De: CIRO GUERRA e CRISTINA GALLEGO
Com: CARMIÑA MARTÍNEZ, JOSÉ ACOSTA, NATALIA REYES
22.08.2019
Por Luiz Fernando Gallego
O filme tem uma pegada épica ao retratar costumes em vias de apagamento e transcende o cinema de gênero sobre tráfico de drogas e violência .

Assinado por Ciro Guerra (de O Abraço da Serpente, 2015) e por sua produtora em filmes anteriores, Cristina Gallego (com quem ele estava casado até recentemente), o novo filme de Guerra é muito mais satisfatório do que o anterior, um tanto superestimado. Já Pássaros de Verão desponta como um dos melhores lançamentos do ano, reunindo inúmeras qualidades em setores como fotografia, direção de arte, interpretações etc - que colaboram com um roteiro muito bem desenvolvido em quatro “capítulos” e dirigido de modo exemplar.
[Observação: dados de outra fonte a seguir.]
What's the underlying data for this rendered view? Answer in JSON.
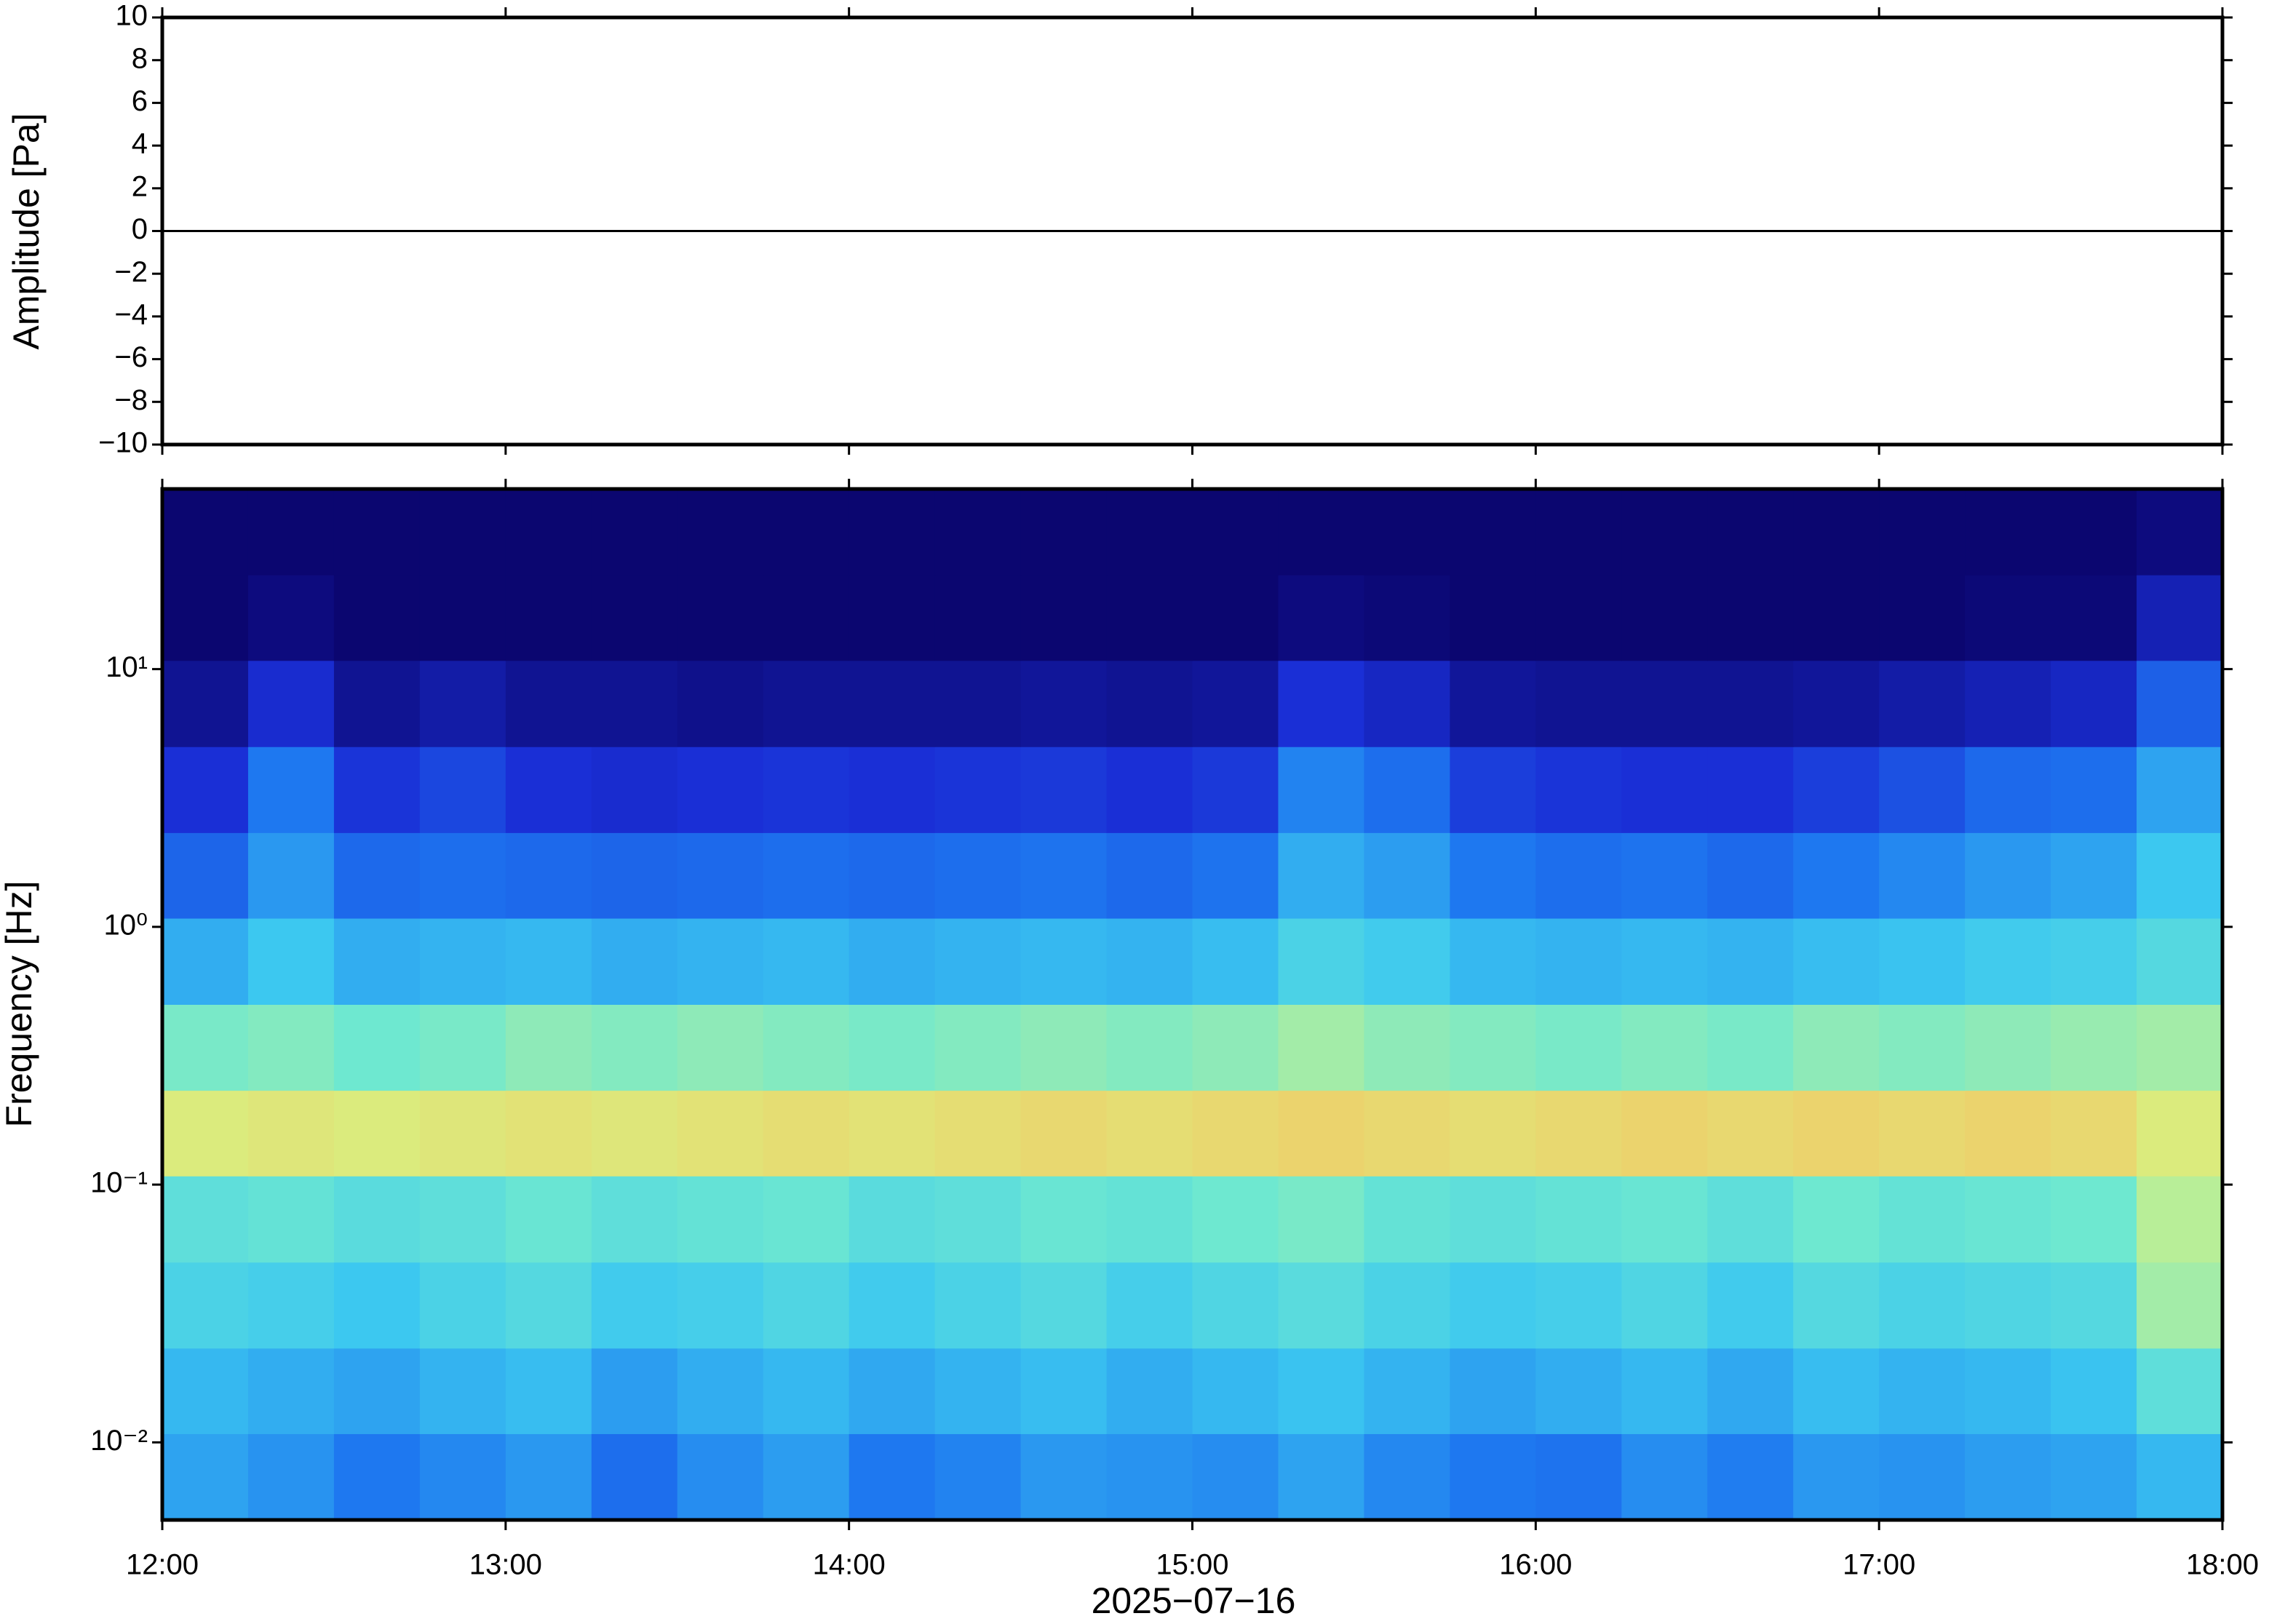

Pode ser que a ideia dos responsáveis pelo filme tenha sido a de mostrar a deterioração dos costumes em clãs indígenas colombianos - já de algum modo aproximados de hábitos culturais estranhos às tradições dos clãs, mas ainda com muitas reservas no início da história. Os que convivem com os indígenas sem pertencerem às mesmas origens têm até uma denominação pejorativa na língua Wayúu: “alijunas”. O personagem principal, Rapayet (José Acosta em uma interpretação discreta que funciona muito bem) tem um amigo alijuna e, após uma dança ritual, a partir da qual ele pretende casar-se com a jovem Zaida, irá buscar, com este amigo, meios de cumprir com a exigência de um alentado dote em cabras, bois e colares para concretizar o casamento. O caminho será a compra e venda de marijuana - em torno do que a economia dos clãs crescerá exponencialmente. Em algum momento estarão residindo em casa de aspecto nouveau riche e veremos Zaida usando vestimentas tradicionais com maquiagem “ocidental” no lugar das anteriores pinturas rituais ou sem nenhum uso de cosméticos.

Mas entre os clãs também pode existir alguma rivalidade, e o mesmo elemento que traz riqueza poderá trazer estranhamento e afastamento entre as tribos. Produção e tráfico de maconha teriam sido estimulados pela demanda, inicialmente pontual, de jovens americanos estadunidenses em “missões de paz” financiadas por seu país, na verdade um ativismo contra o “risco comunista” na América Latina. Mas estamos em 1968 e os hábitos dos jovens não deixam de lado o uso de maconha. Rapidamente, a distribuição da droga vai assumir enormes proporções.

Foi dito acima que o filme talvez pretenda mostrar a deterioração dos costumes a partir do americano do Norte e do dinheiro que surge como elemento corruptor de uma cultura milenar. Mas o que fica evidente é também a inclinação do ser humano, em qualquer cultura, pela violência e destrutividade. A matriarca Úrsula (Carmiña Martínez em outra composição de destaque) que interpreta significados de sonhos e pretende ser a guardiã de hábitos tradicionais não deixa de usufruir e participar, direta ou indiretamente, da forma de enriquecer do seu clã.

Aproveitando elementos do cinema de gênero que aborda tráfico de drogas e violência, o filme tem uma pegada épica que transcende o formato básico ao retratar hábitos e costumes em vias de apagamento. Fica a questão: o quanto de "estímulo" o ser humano precisa para deixar aflorar sua destrutividade?